GuitarBilly wrote:Casey4s wrote:How did everyone make it through a workday before we all had cell phones? If your family has an emergency they can surely contact you through your landline work phone can't they?

well, there was also a point in time where people made it through their work day without any phones at all. Or electricity. But that is irrelevant for the way things are today. Cell phones are a life line to a lot of people today. That's just the way things are in 2013. Whatever happened in the 50's -90's is not really relevant.

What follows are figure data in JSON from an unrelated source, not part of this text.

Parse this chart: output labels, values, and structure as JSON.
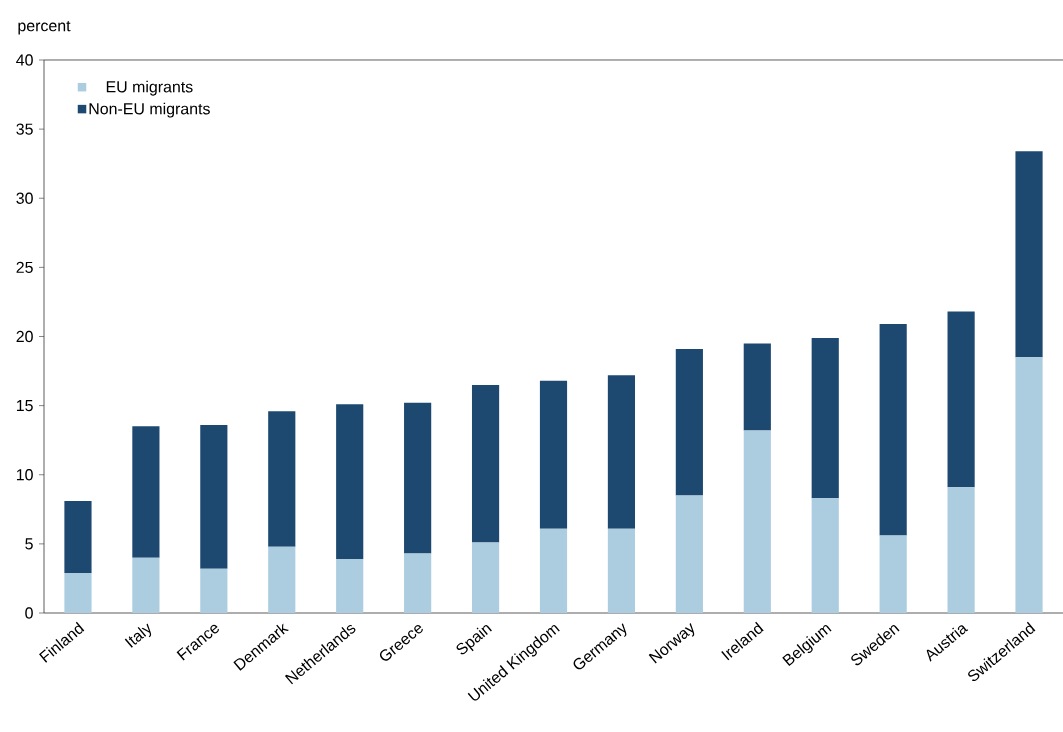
{
  "chart_data": {
    "type": "bar",
    "stacked": true,
    "ylabel": "percent",
    "categories": [
      "Finland",
      "Italy",
      "France",
      "Denmark",
      "Netherlands",
      "Greece",
      "Spain",
      "United Kingdom",
      "Germany",
      "Norway",
      "Ireland",
      "Belgium",
      "Sweden",
      "Austria",
      "Switzerland"
    ],
    "series": [
      {
        "name": "EU migrants",
        "color": "#abcddf",
        "values": [
          2.9,
          4.0,
          3.2,
          4.8,
          3.9,
          4.3,
          5.1,
          6.1,
          6.1,
          8.5,
          13.2,
          8.3,
          5.6,
          9.1,
          18.5
        ]
      },
      {
        "name": "Non-EU migrants",
        "color": "#1d4870",
        "values": [
          5.2,
          9.5,
          10.4,
          9.8,
          11.2,
          10.9,
          11.4,
          10.7,
          11.1,
          10.6,
          6.3,
          11.6,
          15.3,
          12.7,
          14.9
        ]
      }
    ],
    "ylim": [
      0,
      40
    ],
    "yticks": [
      0,
      5,
      10,
      15,
      20,
      25,
      30,
      35,
      40
    ],
    "legend": "top left",
    "grid": false
  }
}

The work landline would be a valid option if companies didn't have an "all calls may be monitored/recorded" policy. Since pretty much all companies do have that type of policy, they can't demand employees to give their landlines for personal emergency calls, because these are calls the employee might not want the company to monitor or record. I don't necessarily want my boss to know everything that happens to my son or fiancee, yet I need a way to be reached if something happens.
We don't record our landlines or track and monitor the records at all. We don't have that kind of policy, we're just not big enough to give a shit like that. Family, spouses, friends, etc, are welcome to call the landlines in cases of emergency, or urgent personal matters. The bulletin that went out mentioned that everyone will need to inform their families, spouses, etc. how to contact them on the work numbers, and they were given several days to do so prior to the policy going into effect.
This might all lead to another problem though, which I recognize, of people just gabbing away all day long on their work lines. And people are making a lot of good points either in support or opposition of what my company's doing. Every company and operations, culture, way of doing business, way of promoting and increasing wages is different. In our case some more stringent controls needed to be implemented, and so far it's working.